Employees’ Descriptions and Management of Power-Laden Stigma in Sexual and Reproductive Healthcare at Planned Parenthood
By Rikki A. Roscoe

Project Abstract
Despite providing vital sexual and reproductive healthcare for over 100 years, the U.S. Planned Parenthood (PP) organization has remained highly contested, making it difficult for the organization to attain its mission of providing “care, no matter what.” The current study took a critical-interpretive health communication approach to examine how healthcare employees experienced and managed power-laden stigma related to working in a core stigmatized organization – PP. Data was collected through in-depth interviews with 27 U.S. PP employees approximately one month after the fall of Roe v. Wade and analyzed using the phronetic iterative approach. Ultimately, PP employees described four stigmatizing constructions of the organization that impacted employees and patients: 1) PP as abortion provider, 2) PP as white supremacist, 3) PP as covert capitalist, and 4) PP as shallow activist. PP employees’ management of multiple power-laden stigmas depended on whether their stigmatized identity was discredited or discreditable (Goffman, 1963), that is, known or unknown. Employees were discredited in the workplace, where their stigma management responses were often impacted by organizational policy or the need to remain professional in patient-provider interactions. Employees were discreditable outside of the workplace.

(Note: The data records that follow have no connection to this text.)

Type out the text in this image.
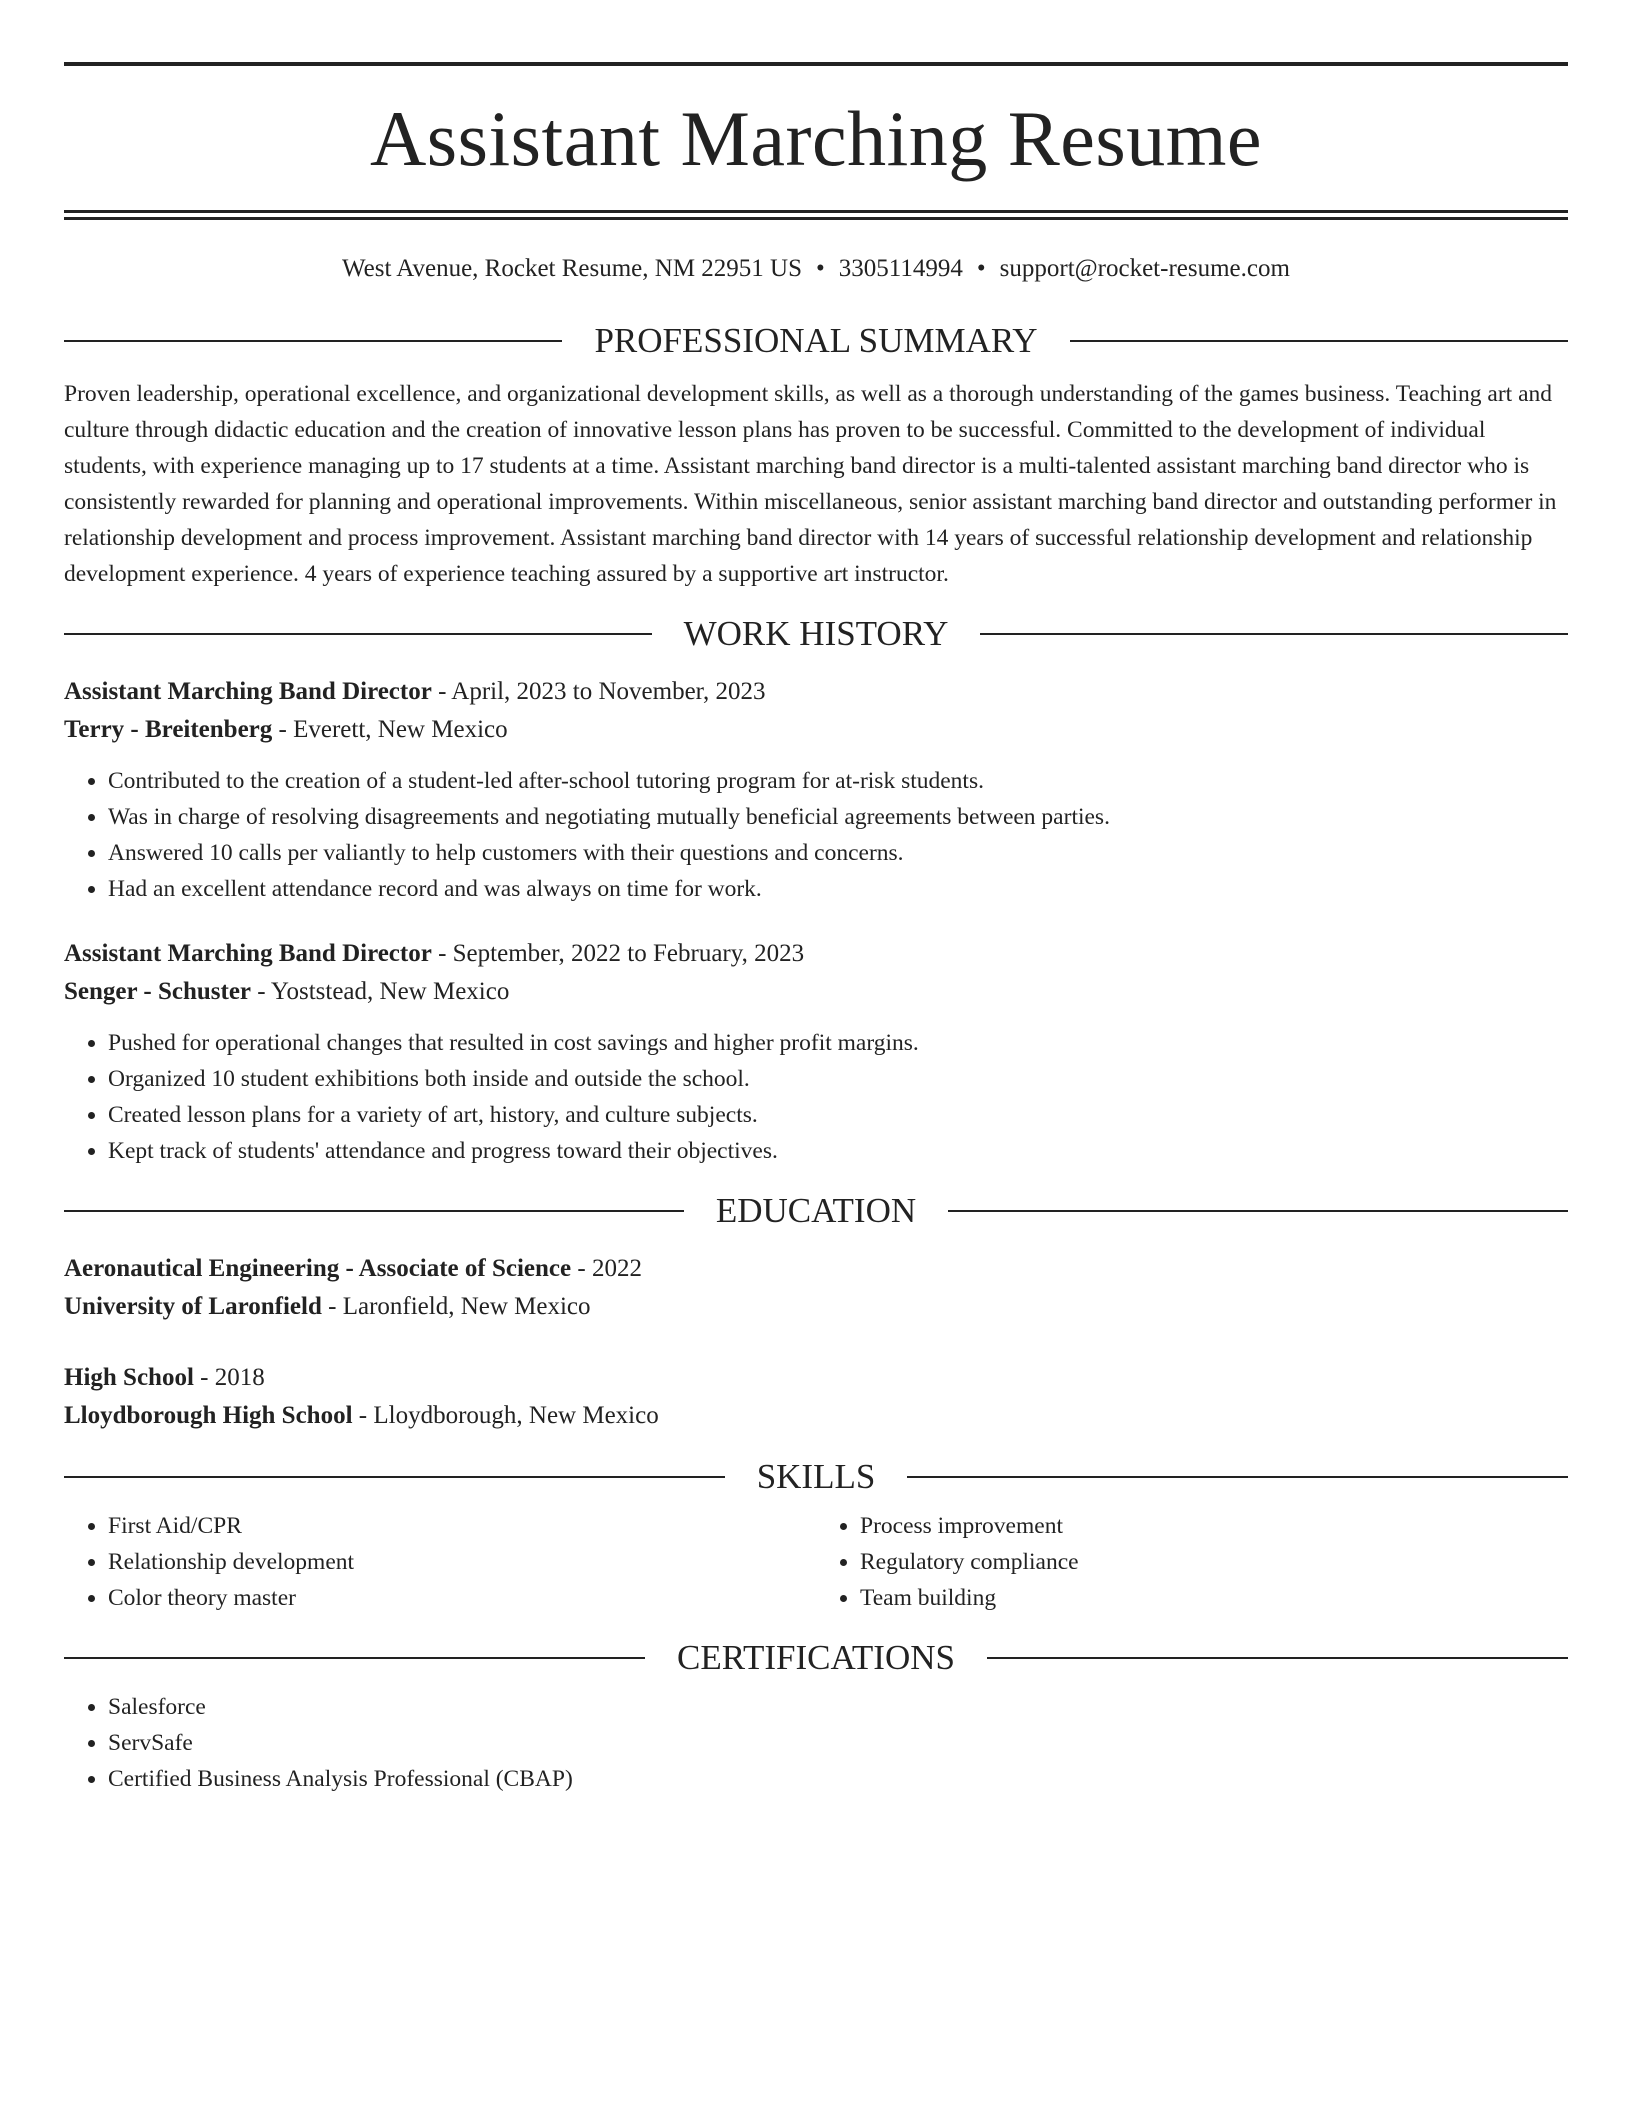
Assistant Marching Resume
West Avenue, Rocket Resume, NM 22951 US • 3305114994 • support@rocket-resume.com
PROFESSIONAL SUMMARY
Proven leadership, operational excellence, and organizational development skills, as well as a thorough understanding of the games business. Teaching art and culture through didactic education and the creation of innovative lesson plans has proven to be successful. Committed to the development of individual students, with experience managing up to 17 students at a time. Assistant marching band director is a multi-talented assistant marching band director who is consistently rewarded for planning and operational improvements. Within miscellaneous, senior assistant marching band director and outstanding performer in relationship development and process improvement. Assistant marching band director with 14 years of successful relationship development and relationship development experience. 4 years of experience teaching assured by a supportive art instructor.
WORK HISTORY
Assistant Marching Band Director - April, 2023 to November, 2023
Terry - Breitenberg - Everett, New Mexico
• Contributed to the creation of a student-led after-school tutoring program for at-risk students.
• Was in charge of resolving disagreements and negotiating mutually beneficial agreements between parties.
• Answered 10 calls per valiantly to help customers with their questions and concerns.
• Had an excellent attendance record and was always on time for work.
Assistant Marching Band Director - September, 2022 to February, 2023
Senger - Schuster - Yoststead, New Mexico
• Pushed for operational changes that resulted in cost savings and higher profit margins.
• Organized 10 student exhibitions both inside and outside the school.
• Created lesson plans for a variety of art, history, and culture subjects.
• Kept track of students' attendance and progress toward their objectives.
EDUCATION
Aeronautical Engineering - Associate of Science - 2022
University of Laronfield - Laronfield, New Mexico
High School - 2018
Lloydborough High School - Lloydborough, New Mexico
SKILLS
• First Aid/CPR
• Relationship development
• Color theory master
• Process improvement
• Regulatory compliance
• Team building
CERTIFICATIONS
• Salesforce
• ServSafe
• Certified Business Analysis Professional (CBAP)
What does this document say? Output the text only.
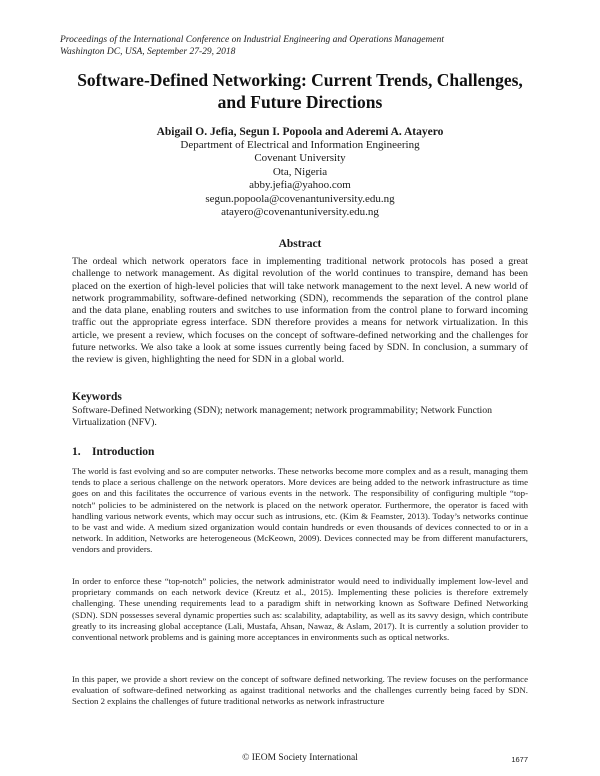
Proceedings of the International Conference on Industrial Engineering and Operations Management
Washington DC, USA, September 27-29, 2018
Software-Defined Networking: Current Trends, Challenges,
and Future Directions
Abigail O. Jefia, Segun I. Popoola and Aderemi A. Atayero
Department of Electrical and Information Engineering
Covenant University
Ota, Nigeria
abby.jefia@yahoo.com
segun.popoola@covenantuniversity.edu.ng
atayero@covenantuniversity.edu.ng
Abstract
The ordeal which network operators face in implementing traditional network protocols has posed a great challenge to network management. As digital revolution of the world continues to transpire, demand has been placed on the exertion of high-level policies that will take network management to the next level. A new world of network programmability, software-defined networking (SDN), recommends the separation of the control plane and the data plane, enabling routers and switches to use information from the control plane to forward incoming traffic out the appropriate egress interface. SDN therefore provides a means for network virtualization. In this article, we present a review, which focuses on the concept of software-defined networking and the challenges for future networks. We also take a look at some issues currently being faced by SDN. In conclusion, a summary of the review is given, highlighting the need for SDN in a global world.
Keywords
Software-Defined Networking (SDN); network management; network programmability; Network Function Virtualization (NFV).
1. Introduction
The world is fast evolving and so are computer networks. These networks become more complex and as a result, managing them tends to place a serious challenge on the network operators. More devices are being added to the network infrastructure as time goes on and this facilitates the occurrence of various events in the network. The responsibility of configuring multiple “top-notch” policies to be administered on the network is placed on the network operator. Furthermore, the operator is faced with handling various network events, which may occur such as intrusions, etc. (Kim & Feamster, 2013). Today’s networks continue to be vast and wide. A medium sized organization would contain hundreds or even thousands of devices connected to or in a network. In addition, Networks are heterogeneous (McKeown, 2009). Devices connected may be from different manufacturers, vendors and providers.
In order to enforce these “top-notch” policies, the network administrator would need to individually implement low-level and proprietary commands on each network device (Kreutz et al., 2015). Implementing these policies is therefore extremely challenging. These unending requirements lead to a paradigm shift in networking known as Software Defined Networking (SDN). SDN possesses several dynamic properties such as: scalability, adaptability, as well as its savvy design, which contribute greatly to its increasing global acceptance (Lali, Mustafa, Ahsan, Nawaz, & Aslam, 2017). It is currently a solution provider to conventional network problems and is gaining more acceptances in environments such as optical networks.
In this paper, we provide a short review on the concept of software defined networking. The review focuses on the performance evaluation of software-defined networking as against traditional networks and the challenges currently being faced by SDN. Section 2 explains the challenges of future traditional networks as network infrastructure
© IEOM Society International	1677
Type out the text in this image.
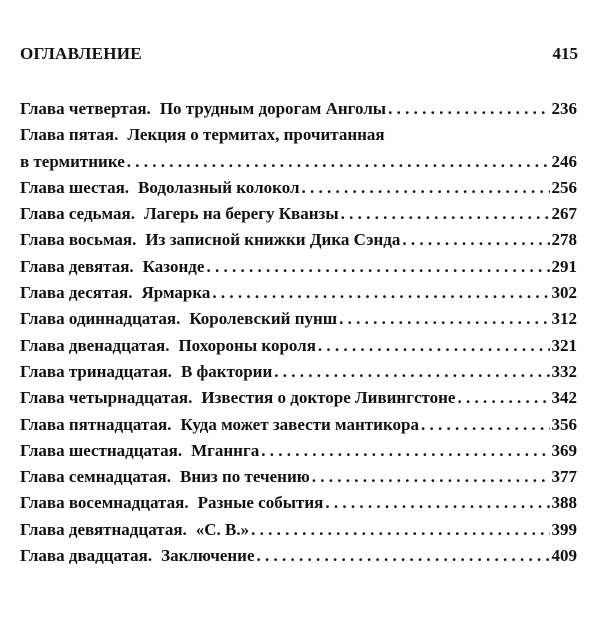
ОГЛАВЛЕНИЕ	415
Глава четвертая. По трудным дорогам Анголы . . .	236
Глава пятая. Лекция о термитах, прочитанная
в термитнике . . .	246
Глава шестая. Водолазный колокол . . .	256
Глава седьмая. Лагерь на берегу Кванзы . . .	267
Глава восьмая. Из записной книжки Дика Сэнда . . .	278
Глава девятая. Казонде . . .	291
Глава десятая. Ярмарка . . .	302
Глава одиннадцатая. Королевский пунш . . .	312
Глава двенадцатая. Похороны короля . . .	321
Глава тринадцатая. В фактории . . .	332
Глава четырнадцатая. Известия о докторе Ливингстоне . . .	342
Глава пятнадцатая. Куда может завести мантикора . . .	356
Глава шестнадцатая. Мганнга . . .	369
Глава семнадцатая. Вниз по течению . . .	377
Глава восемнадцатая. Разные события . . .	388
Глава девятнадцатая. «С. В.» . . .	399
Глава двадцатая. Заключение . . .	409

In this case, employees engaged in a stigma appraisal process, a new concept where a stigmatized individual considers several internal and external factors in deciding whether to disclose their stigmatized identity. In addition, employees managed stigmatizing discourses and structural stigma. This study contributes to communication scholarship by advancing stigma management theorizing and developing new stigma concepts, including stigma appraisal, synecdochical stigma, and the abortion stigma hierarchy. Further, the results have the ability to inform destigmatizing campaigns, organizational practices, and employee training that can improve conditions for employees working in stigmatized organizations and improve patient-provider communication surrounding stigmatized healthcare. Ideally, these contributions can ensure that PP not only provides “care, no matter what” but effective care.

RQ1
How do Planned Parenthood employees describe the multiple power-laden stigmas surrounding the Planned Parenthood organization?
I. Planned Parenthood as Abortion Provider
“In most people’s minds, when you think of Planned Parenthood, you think of abortion.” – Stella, Registered Nurse
II. Planned Parenthood as White Supremacist
“Planned Parenthood has a really, excuse my French, shitty history. It started out with Margaret Sanger. And there was definitely a huge amount of eugenics in Planned Parenthood when it first started.” – Kai, Community Educator
III. Planned Parenthood as Covert Capitalist
“Some of the things that Planned Parenthood does really suck and are kind of fucked up… like, very profit-centered and not, like, patient-centered.” – Olivia, Training and Development Specialist
IV. Planned Parenthood as Shallow Activist
“I think that Planned Parenthood touts itself on being very inclusive… being very, like, we’re for the gays except for when it comes to actual, tangible actions. We’re not quite there. We’re not doing everything that we possibly can be doing.” – Brynn, Abortion Educator
RQ2
How do Planned Parenthood employees manage the multiple power-laden stigmas surrounding the Planned Parenthood organization?
I. Discredited Stigma Management
PP employees were discredited in the workplace because their stigmatized work identity was displayed. Here, employees’ stigma management strategies were primarily dictated by workplace policy and the need to remain professional when interacting with patients.
II. Discreditable Stigma Management
PP employees were discreditable outside of the workplace because their stigmatized work identity was often unknown. In discreditable situations, PP employees: 1) engaged in a stigma appraisal process where they considered several internal and external factors in deciding whether to disclose their stigmatized work identity, 2) faced forced disclosure regardless of whether they wanted to disclose, and/or 3) chose to ignore and display their stigmatized status without concern of the consequences.
III. Communicatively Managing Stigmatizing Discourses
Participants responded to stigmatizing discourses by 1) framing abortion as basic healthcare, 2) highlighting PP’s helpful and life-saving services, and 3) framing the stigmatizers as hypocritical.
IV. Structural Stigma Management
In addressing structural stigma, participants 1) sought to find loopholes in state policy, 2) provided scarce resources to underserved communities, including education and financial assistance for health services, 3) individualized patient care by emphasizing equity over equality and centering co-cultural members and communities, and 4) enacted overt resistance to organizational policies by attempting to unionize.